Они долго стояли, слушая свист ветра. О чем думал Филипп, Валентин не знал. А сам мысленно благодарил Чичерина за сердечную откровенность. Нет, он не принимал всерьез его слов о каких-то неладах между Халилом и Элей. Зато сам профилактор, которого он считал педантом и придирой, стал понятней, а оттого и ближе. Как и в случае с Ильей Петровичем, чужая жизнь и судьба открылись ему прежде всего через страдания и тревоги. В чем причина этого? Не в том ли, что он сам много страдал в прежней своей жизни, да и в теперешней тоже, и душа его отзывалась на чужую душевную боль легче и быстрее, чем на радость?

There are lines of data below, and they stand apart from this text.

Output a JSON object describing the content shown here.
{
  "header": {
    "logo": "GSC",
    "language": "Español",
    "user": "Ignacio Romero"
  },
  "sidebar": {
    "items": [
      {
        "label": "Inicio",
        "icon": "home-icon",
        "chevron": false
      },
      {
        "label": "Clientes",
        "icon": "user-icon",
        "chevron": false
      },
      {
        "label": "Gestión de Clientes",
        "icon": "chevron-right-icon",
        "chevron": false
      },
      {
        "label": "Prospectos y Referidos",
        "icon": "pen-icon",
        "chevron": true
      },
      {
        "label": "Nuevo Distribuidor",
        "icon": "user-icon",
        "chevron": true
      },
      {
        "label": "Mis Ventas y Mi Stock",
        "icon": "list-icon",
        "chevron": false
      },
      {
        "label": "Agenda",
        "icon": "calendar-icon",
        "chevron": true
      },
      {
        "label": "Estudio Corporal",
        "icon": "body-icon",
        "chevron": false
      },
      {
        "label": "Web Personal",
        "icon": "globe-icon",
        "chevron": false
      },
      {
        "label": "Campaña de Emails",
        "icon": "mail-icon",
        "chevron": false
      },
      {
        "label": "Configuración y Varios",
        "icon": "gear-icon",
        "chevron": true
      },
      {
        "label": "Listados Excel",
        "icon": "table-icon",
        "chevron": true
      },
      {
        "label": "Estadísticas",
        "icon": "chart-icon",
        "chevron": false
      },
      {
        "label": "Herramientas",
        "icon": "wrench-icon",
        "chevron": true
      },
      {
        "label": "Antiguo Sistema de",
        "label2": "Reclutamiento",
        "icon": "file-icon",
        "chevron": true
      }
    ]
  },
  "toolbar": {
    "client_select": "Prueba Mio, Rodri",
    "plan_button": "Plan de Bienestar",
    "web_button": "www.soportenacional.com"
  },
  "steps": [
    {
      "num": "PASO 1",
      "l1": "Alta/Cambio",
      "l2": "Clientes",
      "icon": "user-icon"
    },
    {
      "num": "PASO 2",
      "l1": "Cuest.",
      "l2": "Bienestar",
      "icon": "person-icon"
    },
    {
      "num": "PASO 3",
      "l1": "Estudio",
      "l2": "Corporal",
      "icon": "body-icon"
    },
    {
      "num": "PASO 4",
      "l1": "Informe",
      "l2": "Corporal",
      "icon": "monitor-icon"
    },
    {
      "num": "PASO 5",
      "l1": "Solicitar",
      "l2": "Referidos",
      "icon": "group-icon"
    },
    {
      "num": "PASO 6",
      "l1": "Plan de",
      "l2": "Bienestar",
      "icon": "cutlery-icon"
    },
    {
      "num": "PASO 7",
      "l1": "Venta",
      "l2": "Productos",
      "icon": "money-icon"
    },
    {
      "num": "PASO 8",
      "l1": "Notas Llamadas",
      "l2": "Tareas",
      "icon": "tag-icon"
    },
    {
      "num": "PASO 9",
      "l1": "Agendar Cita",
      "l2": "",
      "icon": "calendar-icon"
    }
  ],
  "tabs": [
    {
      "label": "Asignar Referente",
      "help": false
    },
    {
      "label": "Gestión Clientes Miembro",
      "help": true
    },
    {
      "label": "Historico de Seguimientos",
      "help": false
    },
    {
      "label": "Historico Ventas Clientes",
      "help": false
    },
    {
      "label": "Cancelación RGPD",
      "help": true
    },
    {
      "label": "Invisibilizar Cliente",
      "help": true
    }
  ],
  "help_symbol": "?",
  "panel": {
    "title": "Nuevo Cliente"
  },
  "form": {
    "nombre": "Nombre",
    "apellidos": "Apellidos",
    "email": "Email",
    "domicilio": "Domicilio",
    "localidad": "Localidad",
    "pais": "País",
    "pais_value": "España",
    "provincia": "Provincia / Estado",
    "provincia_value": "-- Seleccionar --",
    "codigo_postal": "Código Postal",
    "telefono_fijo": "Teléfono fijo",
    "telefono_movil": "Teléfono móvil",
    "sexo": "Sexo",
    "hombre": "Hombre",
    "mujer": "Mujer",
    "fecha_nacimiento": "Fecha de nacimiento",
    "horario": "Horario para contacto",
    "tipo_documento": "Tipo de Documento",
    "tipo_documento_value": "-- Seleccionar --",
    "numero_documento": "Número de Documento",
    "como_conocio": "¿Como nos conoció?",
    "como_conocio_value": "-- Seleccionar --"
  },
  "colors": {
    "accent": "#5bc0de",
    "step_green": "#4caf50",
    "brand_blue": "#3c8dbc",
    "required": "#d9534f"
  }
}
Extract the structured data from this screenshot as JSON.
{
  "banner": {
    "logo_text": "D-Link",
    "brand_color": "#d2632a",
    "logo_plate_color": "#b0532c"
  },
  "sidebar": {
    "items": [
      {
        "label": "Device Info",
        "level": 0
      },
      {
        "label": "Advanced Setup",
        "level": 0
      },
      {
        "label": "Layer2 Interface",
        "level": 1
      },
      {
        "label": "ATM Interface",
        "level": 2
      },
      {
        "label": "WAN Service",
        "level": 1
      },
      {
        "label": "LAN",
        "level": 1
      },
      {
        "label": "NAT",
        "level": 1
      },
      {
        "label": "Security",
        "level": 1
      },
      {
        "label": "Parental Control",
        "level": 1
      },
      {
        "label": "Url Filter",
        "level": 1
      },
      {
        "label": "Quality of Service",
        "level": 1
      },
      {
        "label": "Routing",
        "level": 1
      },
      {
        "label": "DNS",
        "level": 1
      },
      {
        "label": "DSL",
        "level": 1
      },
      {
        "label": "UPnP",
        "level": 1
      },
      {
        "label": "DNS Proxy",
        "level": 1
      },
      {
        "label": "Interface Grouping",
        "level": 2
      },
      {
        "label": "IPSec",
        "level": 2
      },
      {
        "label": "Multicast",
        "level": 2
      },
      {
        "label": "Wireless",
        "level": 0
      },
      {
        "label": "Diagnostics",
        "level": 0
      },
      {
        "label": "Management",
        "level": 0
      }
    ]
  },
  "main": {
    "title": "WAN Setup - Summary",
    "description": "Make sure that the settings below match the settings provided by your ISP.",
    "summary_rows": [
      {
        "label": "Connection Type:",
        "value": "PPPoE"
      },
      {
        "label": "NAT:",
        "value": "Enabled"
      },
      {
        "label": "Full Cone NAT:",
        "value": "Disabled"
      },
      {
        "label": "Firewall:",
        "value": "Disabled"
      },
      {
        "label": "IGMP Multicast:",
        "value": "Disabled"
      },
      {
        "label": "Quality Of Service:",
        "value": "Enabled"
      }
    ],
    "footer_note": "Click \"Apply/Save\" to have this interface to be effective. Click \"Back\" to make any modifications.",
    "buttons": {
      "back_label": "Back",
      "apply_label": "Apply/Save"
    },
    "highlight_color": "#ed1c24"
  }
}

Возвратившись в дом-город, они застали только Халила.
— Валентин, дорогой, ты не слишком торопился из тундры, — не без досады объявил Халил. — Почему оба выключили свои микростанции?
— Мы слушали тундру, — объяснил Филипп.
— Эля пыталась связаться, я пытался… Эля не дождалась, ушла в ВИС…
— ВИС? Что такое ВИС?
— Всемирная информационная служба. В каждом городе есть ее станции, — сказал Халил. — Что хочешь, узнать можешь, дорогой. Когда родился твой прадед и даже какая в тот день погода была. Любые факты, любые теории все узнать можешь, только заявку сделай в ВИС. Хотя о твоем прадеде не узнаешь, наверное…

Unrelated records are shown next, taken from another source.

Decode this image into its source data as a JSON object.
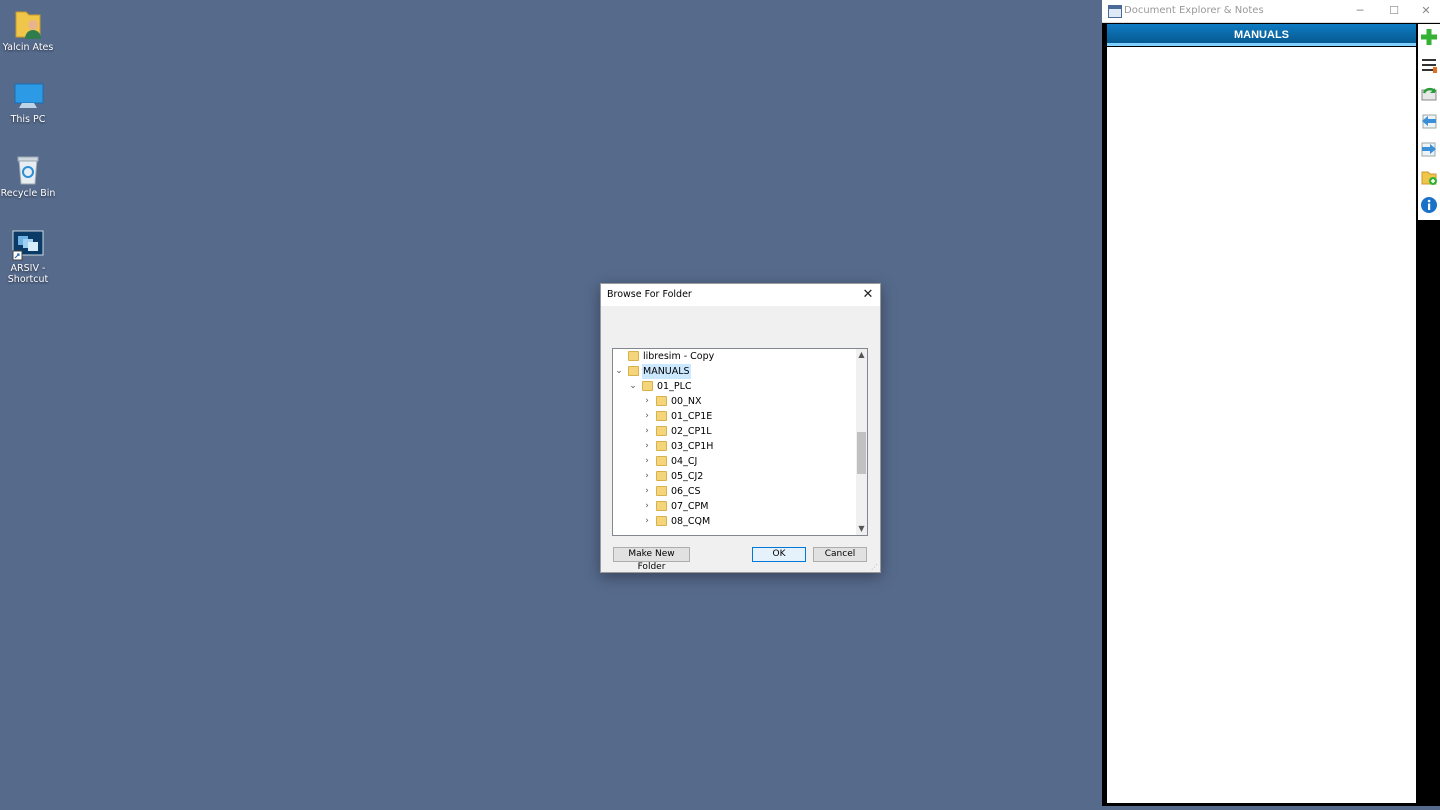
{
  "desktop": {
    "icons": [
      {
        "label": "Yalcin Ates",
        "icon": "user-folder-icon"
      },
      {
        "label": "This PC",
        "icon": "computer-icon"
      },
      {
        "label": "Recycle Bin",
        "icon": "recycle-bin-icon"
      },
      {
        "label": "ARSIV - Shortcut",
        "icon": "shortcut-icon"
      }
    ],
    "background_color": "#566a8c"
  },
  "doc_explorer": {
    "title": "Document Explorer & Notes",
    "header": "MANUALS",
    "controls": {
      "minimize": "─",
      "maximize": "☐",
      "close": "✕"
    },
    "tools": [
      "add-icon",
      "list-icon",
      "refresh-icon",
      "back-icon",
      "forward-icon",
      "folder-add-icon",
      "info-icon"
    ],
    "accent": "#0b6aa8"
  },
  "dialog": {
    "title": "Browse For Folder",
    "close": "✕",
    "tree": [
      {
        "label": "libresim - Copy",
        "level": 1,
        "chevron": ""
      },
      {
        "label": "MANUALS",
        "level": 1,
        "chevron": "⌄",
        "selected": true
      },
      {
        "label": "01_PLC",
        "level": 2,
        "chevron": "⌄"
      },
      {
        "label": "00_NX",
        "level": 3,
        "chevron": "›"
      },
      {
        "label": "01_CP1E",
        "level": 3,
        "chevron": "›"
      },
      {
        "label": "02_CP1L",
        "level": 3,
        "chevron": "›"
      },
      {
        "label": "03_CP1H",
        "level": 3,
        "chevron": "›"
      },
      {
        "label": "04_CJ",
        "level": 3,
        "chevron": "›"
      },
      {
        "label": "05_CJ2",
        "level": 3,
        "chevron": "›"
      },
      {
        "label": "06_CS",
        "level": 3,
        "chevron": "›"
      },
      {
        "label": "07_CPM",
        "level": 3,
        "chevron": "›"
      },
      {
        "label": "08_CQM",
        "level": 3,
        "chevron": "›"
      }
    ],
    "buttons": {
      "make_new_folder": "Make New Folder",
      "ok": "OK",
      "cancel": "Cancel"
    }
  }
}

— А что намерена выяснить Эля?
— Не знаю, Валентин, дорогой. Не объяснила. «Сама, говорит, еще толком не разобралась…» Хочешь, свяжемся с нею, спросишь…
Халил громко произнес имя девушки, но ответа не последовало. Он позвал еще решительнее, но опять безрезультатно.
— Ах, нехорошо! То вы отключались, то она… Зачем так? Что у нее за секреты от меня, почему разучились мы понимать друг друга? Не в лад поем, будто оглохли. Раньше не было так.
Он горячился явно сверх обычного.
Все вышли на террасу. После вылазки в тундру с ее морозом и пургой было особенно приятно понежиться в тепле, вдыхая напоенный ароматами цветов и зелени воздух. Валентин вытянулся в кресле, полузакрыв глаза.
Прежде бы, в его первой жизни, такая благодать в Заполярье! Чтобы зелень, свет, простор. Как бы работалось и жилось!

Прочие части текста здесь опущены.